Dart Martin, Ahmed Mohiuddin
School of Science, Edith Cowan University, Joondalup, WA, Australia.
Digit Health. 2023 Jul 30;9:20552076231191095. doi: 10.1177/20552076231191095. eCollection 2023 Jan-Dec.
This paper proposes a novel cyber security risk governance framework and ontology for large Australian healthcare providers, using the structure and simplicity of the Unified Modelling Language (UML). This framework is intended to mitigate impacts from the risk areas of: (1) cyber-attacks, (2) incidents, (3) data breaches, and (4) data disclosures.
Using a mixed-methods approach comprised of empirical evidence discovery and phenomenological review, existing literature is sourced to confirm baseline ontological definitions. These are supplemented with Australian government reports, professional standards publications and legislation covering cyber security, data breach reporting and healthcare governance. Historical examples of healthcare cyber security incidents are reviewed, and a cyber risk governance UML presented to manage the defined problem areas via a single, simplified ontological diagram.

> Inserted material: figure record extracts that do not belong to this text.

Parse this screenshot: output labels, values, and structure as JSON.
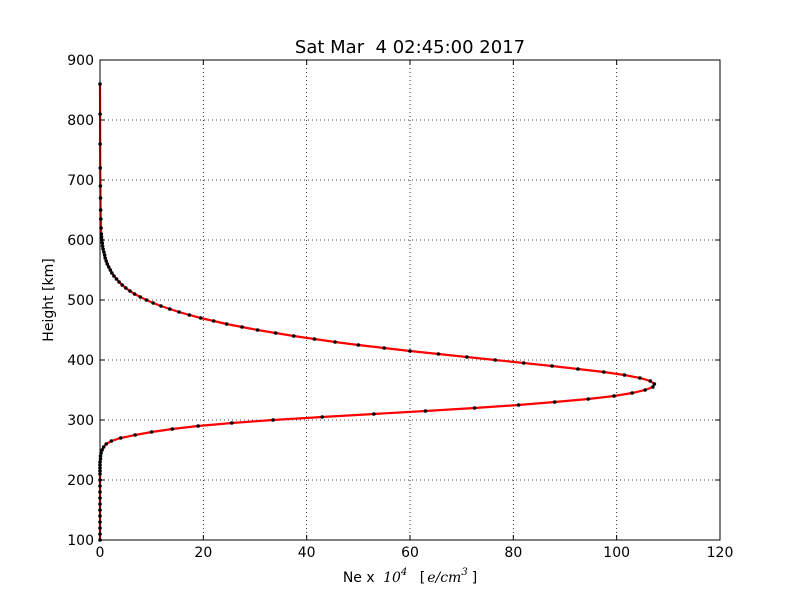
{
  "chart_data": {
    "type": "line",
    "title": "Sat Mar  4 02:45:00 2017",
    "xlabel": {
      "prefix": "Ne x",
      "base": "10",
      "exponent": "4",
      "unit_open": "[",
      "unit_var": "e/cm",
      "unit_exp": "3",
      "unit_close": "]"
    },
    "ylabel": "Height [km]",
    "xlim": [
      0,
      120
    ],
    "ylim": [
      100,
      900
    ],
    "xticks": [
      "0",
      "20",
      "40",
      "60",
      "80",
      "100",
      "120"
    ],
    "yticks": [
      "100",
      "200",
      "300",
      "400",
      "500",
      "600",
      "700",
      "800",
      "900"
    ],
    "grid": true,
    "line_color": "#ff0000",
    "marker_color": "#000000",
    "series": [
      {
        "x": [
          0.0,
          0.0,
          0.0,
          0.0,
          0.0,
          0.0,
          0.0,
          0.0,
          0.0,
          0.0,
          0.0,
          0.0,
          0.0,
          0.0,
          0.0,
          0.0,
          0.1,
          0.1,
          0.2,
          0.4,
          0.7,
          1.2,
          2.2,
          4.0,
          6.8,
          10.0,
          14.0,
          19.0,
          25.5,
          33.5,
          43.0,
          53.0,
          63.0,
          72.5,
          81.0,
          88.0,
          94.5,
          99.5,
          103.0,
          105.5,
          107.0,
          107.3,
          106.5,
          104.5,
          101.5,
          97.5,
          92.5,
          87.5,
          82.0,
          76.5,
          71.0,
          65.5,
          60.0,
          55.0,
          50.0,
          45.5,
          41.5,
          37.5,
          34.0,
          30.5,
          27.5,
          24.5,
          22.0,
          19.5,
          17.3,
          15.3,
          13.5,
          11.8,
          10.3,
          9.0,
          7.8,
          6.7,
          5.8,
          5.0,
          4.3,
          3.7,
          3.2,
          2.7,
          2.3,
          2.0,
          1.7,
          1.4,
          1.2,
          1.0,
          0.9,
          0.75,
          0.6,
          0.5,
          0.45,
          0.35,
          0.3,
          0.25,
          0.2,
          0.15,
          0.12,
          0.1,
          0.08,
          0.05,
          0.03,
          0.02,
          0.0
        ],
        "y": [
          100,
          110,
          120,
          130,
          140,
          150,
          160,
          170,
          180,
          190,
          200,
          210,
          215,
          220,
          225,
          230,
          235,
          240,
          245,
          250,
          255,
          260,
          265,
          270,
          275,
          280,
          285,
          290,
          295,
          300,
          305,
          310,
          315,
          320,
          325,
          330,
          335,
          340,
          345,
          350,
          355,
          360,
          365,
          370,
          375,
          380,
          385,
          390,
          395,
          400,
          405,
          410,
          415,
          420,
          425,
          430,
          435,
          440,
          445,
          450,
          455,
          460,
          465,
          470,
          475,
          480,
          485,
          490,
          495,
          500,
          505,
          510,
          515,
          520,
          525,
          530,
          535,
          540,
          545,
          550,
          555,
          560,
          565,
          570,
          575,
          580,
          585,
          590,
          595,
          600,
          605,
          610,
          620,
          635,
          650,
          670,
          690,
          720,
          760,
          810,
          860
        ]
      }
    ]
  }
}
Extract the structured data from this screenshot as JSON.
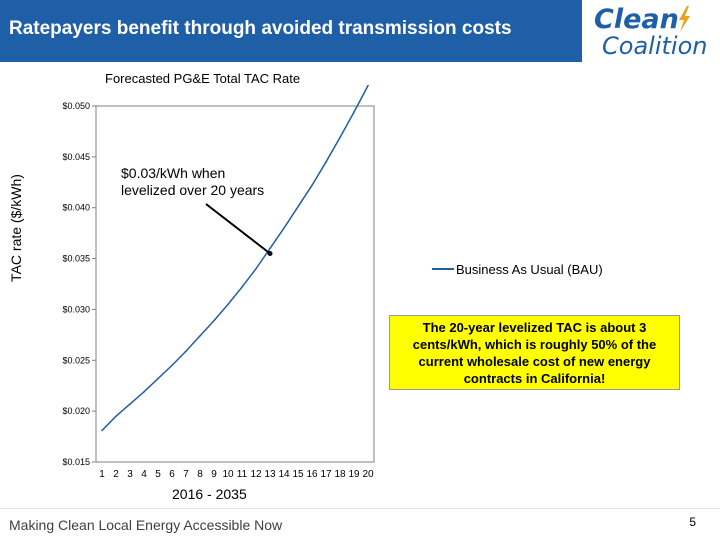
{
  "header": {
    "title": "Ratepayers benefit through avoided transmission costs",
    "logo_word1": "Clean",
    "logo_word2": "Coalition"
  },
  "colors": {
    "brand_blue": "#1f5fa8",
    "note_yellow": "#ffff00",
    "series_line": "#1f5fa8"
  },
  "chart_data": {
    "type": "line",
    "title": "Forecasted PG&E Total TAC Rate",
    "ylabel": "TAC rate ($/kWh)",
    "xlabel": "2016 - 2035",
    "x": [
      1,
      2,
      3,
      4,
      5,
      6,
      7,
      8,
      9,
      10,
      11,
      12,
      13,
      14,
      15,
      16,
      17,
      18,
      19,
      20
    ],
    "x_tick_labels": [
      "1",
      "2",
      "3",
      "4",
      "5",
      "6",
      "7",
      "8",
      "9",
      "10",
      "11",
      "12",
      "13",
      "14",
      "15",
      "16",
      "17",
      "18",
      "19",
      "20"
    ],
    "ylim": [
      0.015,
      0.05
    ],
    "y_ticks": [
      0.015,
      0.02,
      0.025,
      0.03,
      0.035,
      0.04,
      0.045,
      0.05
    ],
    "y_tick_labels": [
      "$0.015",
      "$0.020",
      "$0.025",
      "$0.030",
      "$0.035",
      "$0.040",
      "$0.045",
      "$0.050"
    ],
    "grid": false,
    "legend_position": "right",
    "series": [
      {
        "name": "Business As Usual (BAU)",
        "values": [
          0.0181,
          0.0195,
          0.0207,
          0.0219,
          0.0232,
          0.0245,
          0.0259,
          0.0274,
          0.0289,
          0.0305,
          0.0322,
          0.034,
          0.036,
          0.038,
          0.0401,
          0.0422,
          0.0445,
          0.0469,
          0.0494,
          0.052
        ]
      }
    ],
    "annotation": {
      "text": "$0.03/kWh when levelized over 20 years",
      "point_x": 13,
      "point_y": 0.0355
    }
  },
  "note": {
    "text": "The 20-year levelized TAC is about 3 cents/kWh, which is roughly 50% of the current wholesale cost of new energy contracts in California!"
  },
  "footer": {
    "tagline": "Making Clean Local Energy Accessible Now",
    "page_number": "5"
  }
}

A clear definition of 'cyber security' is generated, along with the 'CYBER-AIDD' risk model. Specific examples of cyber security incidents impacting Australian healthcare are confirmed as N = 929 over 5 years, with human factors the largest contributor. The CYBER-AIDD UML model presents a workflow across four defined classes, providing a clear approach to implementing the controls required to mitigate risks against verified threats.
The governance of cyber security in healthcare is complex, in part due to a lack of clarity around key terms and risks, and this is contributing to consistently poor operational outcomes. A focus on the most essential avenues of risk, using a simple UML model, is beneficial in describing these risks and designing governance controls around them.
本文利用统一建模语言(UML)的结构和简洁性,为澳大利亚大型医疗服务提供商提出了一种新颖的网络安全风险治理框架和本体论。该框架旨在减轻以下风险领域的影响:(1)网络攻击,(2)事件,(3)数据泄露,以及(4)数据披露。
采用由实证证据发现和现象学审查组成的混合方法,获取现有文献以确认基线本体论定义。这些定义辅以澳大利亚政府报告、专业标准出版物以及涵盖网络安全、数据泄露报告和医疗治理的立法。对医疗网络安全事件的历史案例进行了审查,并提出了一个网络风险治理UML,通过一个单一的、简化的本体图来管理已定义的问题领域。
生成了“网络安全”的明确定义以及“CYBER - AIDD”风险模型。经确认,在5年期间影响澳大利亚医疗行业的网络安全事件具体案例为N = 929起,其中人为因素是最大的促成因素。CYBER - AIDD UML模型展示了一个跨四个已定义类别的工作流程,为实施减轻针对已证实威胁的风险所需的控制措施提供了清晰的方法。
医疗行业的网络安全治理很复杂,部分原因是关键术语和风险缺乏明确性,这导致运营结果一直不佳。使用简单的UML模型专注于最关键的风险途径,有助于描述这些风险并围绕它们设计治理控制措施。